Für den Filmregisseur und Oscar-Preisträger Volker Schlöndorff ("Die Blechtrommel") sind Internate "trotz allem auch Schulen für das Leben, so oder so".
27.04.2010
Von Wilfried Mommert

Die Internate seien oft sogar eine wahre Hilfe für den "Schritt ins wirkliche Leben, bei mir war das jedenfalls so, ich habe sehr von dieser Zeit profitiert". Und er habe "dadurch erst verstanden, was dann später beim Militär oder überhaupt in Männerbündnissen und -gesellschaften passiert".

Unkultur des Wegsehens in dieser Gesellschaft

Schlöndorff weiß wovon er spricht. Der heute 71-Jährige besuchte als Jugendlicher ein Jesuiten-Internat in der Bretagne und drehte wenig später 1966 noch als Twen seine Robert-Musil-Verfilmung "Der junge Törless" (mit dem jungen - und bildhübschen - Mathieu Carrière) über sadistische Quälereien in einem Internat. Bei Musils Roman "Die Verwirrungen des Zöglings Törleß" von 1906 gehe es auch um die "Sinnlichkeit" hinter Internatsmauern. Eine "Negierung der sexuellen Natur" junger Menschen könne sich vehement entladen, betont der Regisseur.
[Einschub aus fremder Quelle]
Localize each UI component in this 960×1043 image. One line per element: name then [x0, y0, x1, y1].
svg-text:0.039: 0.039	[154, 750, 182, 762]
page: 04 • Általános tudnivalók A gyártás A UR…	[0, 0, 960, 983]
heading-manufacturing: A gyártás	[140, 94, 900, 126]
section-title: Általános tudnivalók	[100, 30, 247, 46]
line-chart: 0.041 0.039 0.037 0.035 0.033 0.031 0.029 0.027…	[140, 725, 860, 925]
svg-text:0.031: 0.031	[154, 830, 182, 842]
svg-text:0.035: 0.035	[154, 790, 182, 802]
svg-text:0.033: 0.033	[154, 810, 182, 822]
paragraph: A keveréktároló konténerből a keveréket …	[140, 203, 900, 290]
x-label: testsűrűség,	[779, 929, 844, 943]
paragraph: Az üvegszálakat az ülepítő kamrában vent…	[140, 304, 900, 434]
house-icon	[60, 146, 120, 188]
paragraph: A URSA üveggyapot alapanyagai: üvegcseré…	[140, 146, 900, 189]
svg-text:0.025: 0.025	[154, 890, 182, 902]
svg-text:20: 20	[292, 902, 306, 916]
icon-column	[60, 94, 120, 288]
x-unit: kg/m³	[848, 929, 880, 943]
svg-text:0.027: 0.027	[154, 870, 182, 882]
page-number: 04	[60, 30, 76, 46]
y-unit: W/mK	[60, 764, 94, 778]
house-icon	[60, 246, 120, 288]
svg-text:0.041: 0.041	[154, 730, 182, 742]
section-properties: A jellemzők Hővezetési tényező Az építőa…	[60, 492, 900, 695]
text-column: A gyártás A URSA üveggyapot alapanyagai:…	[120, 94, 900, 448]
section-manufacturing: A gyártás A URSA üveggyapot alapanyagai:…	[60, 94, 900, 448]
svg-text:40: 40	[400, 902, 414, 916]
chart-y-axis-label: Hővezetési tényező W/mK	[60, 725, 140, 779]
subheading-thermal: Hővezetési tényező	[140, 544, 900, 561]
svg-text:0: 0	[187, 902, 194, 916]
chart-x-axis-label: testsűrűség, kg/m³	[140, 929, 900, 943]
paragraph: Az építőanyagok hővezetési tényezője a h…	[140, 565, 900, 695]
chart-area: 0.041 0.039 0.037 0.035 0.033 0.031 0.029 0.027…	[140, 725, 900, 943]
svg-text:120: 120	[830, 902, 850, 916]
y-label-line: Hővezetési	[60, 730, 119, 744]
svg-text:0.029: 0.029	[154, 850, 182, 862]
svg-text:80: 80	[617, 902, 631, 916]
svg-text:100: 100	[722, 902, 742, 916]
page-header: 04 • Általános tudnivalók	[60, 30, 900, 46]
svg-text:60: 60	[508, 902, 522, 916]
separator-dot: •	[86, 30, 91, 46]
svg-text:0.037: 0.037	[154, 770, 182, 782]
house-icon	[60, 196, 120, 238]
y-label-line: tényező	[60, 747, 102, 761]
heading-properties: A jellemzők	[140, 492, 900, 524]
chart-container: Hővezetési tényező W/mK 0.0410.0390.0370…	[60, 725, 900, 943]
Von dämonischen "Jugendertüchtigungen" in einer strengen französischen Klosterschule und danach in einem Nazi-Elite-Internat erzählte später sein Film "Der Unhold" (1996) nach dem gespenstischen Roman "Der Erlkönig" des Franzosen Michel Tournier mit dem "schwarzen Ritter", in dem sich ein erwachsener, aber entwicklungsgestörter Mann zu Kindern als "Seelenverwandte" hingezogen fühlt ("...jetzt fasst er mich an!" zitiert der Film an einer Stelle Goethes berühmte "Erlkönig"-Ballade).
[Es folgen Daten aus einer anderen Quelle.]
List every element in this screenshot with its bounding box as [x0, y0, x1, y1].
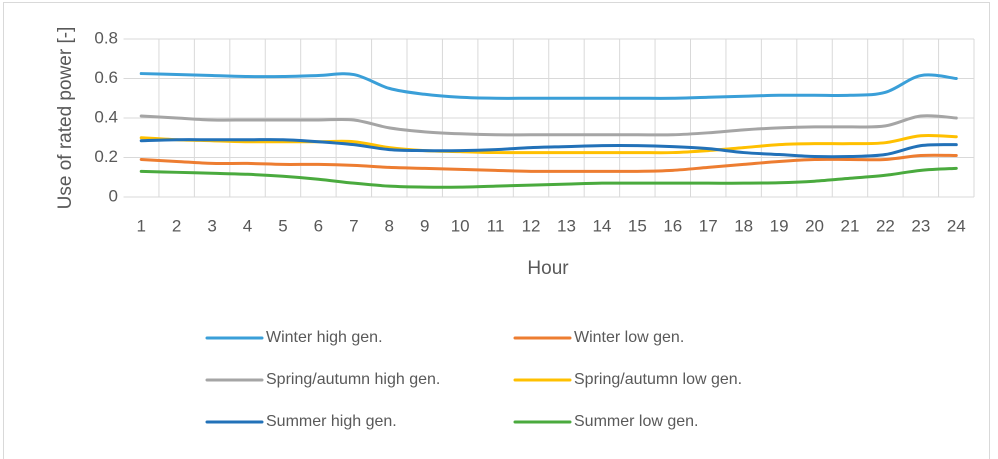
x-tick-label: 17: [699, 216, 718, 235]
series-line: [139, 138, 958, 159]
x-tick-label: 13: [557, 216, 576, 235]
x-tick-label: 2: [172, 216, 181, 235]
x-tick-label: 10: [451, 216, 470, 235]
legend-label: Spring/autumn low gen.: [574, 371, 742, 388]
series-line: [139, 114, 958, 137]
y-tick-label: 0.6: [94, 68, 118, 87]
series-line: [139, 133, 958, 155]
x-tick-label: 18: [734, 216, 753, 235]
y-tick-label: 0.8: [94, 28, 118, 47]
x-tick-label: 1: [136, 216, 145, 235]
x-tick-label: 15: [628, 216, 647, 235]
x-axis-title: Hour: [527, 258, 569, 279]
x-tick-label: 16: [663, 216, 682, 235]
x-tick-label: 9: [420, 216, 429, 235]
x-tick-label: 5: [278, 216, 287, 235]
series-line: [139, 166, 958, 189]
series-line: [139, 72, 958, 100]
x-tick-label: 4: [243, 216, 252, 235]
x-tick-label: 8: [385, 216, 394, 235]
legend-label: Winter high gen.: [266, 329, 383, 346]
legend-label: Winter low gen.: [574, 329, 684, 346]
x-tick-label: 24: [947, 216, 966, 235]
legend-label: Spring/autumn high gen.: [266, 371, 440, 388]
x-tick-label: 14: [592, 216, 611, 235]
series-line: [139, 153, 958, 173]
x-tick-label: 12: [522, 216, 541, 235]
legend-label: Summer low gen.: [574, 413, 699, 430]
x-tick-label: 23: [911, 216, 930, 235]
x-tick-label: 19: [770, 216, 789, 235]
x-tick-label: 21: [841, 216, 860, 235]
x-tick-label: 11: [487, 216, 505, 235]
x-tick-label: 3: [207, 216, 216, 235]
y-tick-label: 0.4: [94, 107, 118, 126]
y-tick-label: 0: [109, 186, 118, 205]
x-tick-label: 7: [349, 216, 358, 235]
y-tick-label: 0.2: [94, 147, 118, 166]
x-tick-label: 22: [876, 216, 895, 235]
x-tick-label: 6: [314, 216, 323, 235]
y-axis-title: Use of rated power [-]: [55, 27, 76, 210]
x-tick-label: 20: [805, 216, 824, 235]
legend-label: Summer high gen.: [266, 413, 397, 430]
In der jetzigen Missbrauchsdebatte wird nach Ansicht Schlöndorffs "sehr viel in einen Topf geworfen", wie er in einem Gespräch mit der Nachrichtenagentur dpa betont. Übergriffe und wirkliche Verfehlungen Erwachsener seien natürlich zu verurteilen und zu verfolgen. "Das ist aber keine besondere Angelegenheit der katholischen Kirche oder von Internatsschulen, das geschieht auch in Hinterhöfen in Berlin-Hellersdorf oder sonstwo und vor allem leider auch immer noch zumeist in den Familien. Natürlich muss man die Kirche auch an ihrem eigenen Anspruch messen, aber man muss die Kirche auch im Dorf lassen." Die jetzt bekannt gewordenen Missbrauchsfälle offenbarten aber auch wieder einmal die Unkultur des Wegsehens in dieser Gesellschaft, "die sonst so viel auf sich hält".

"Die waren hinter meinem Geist her, nicht hinter meinem Körper"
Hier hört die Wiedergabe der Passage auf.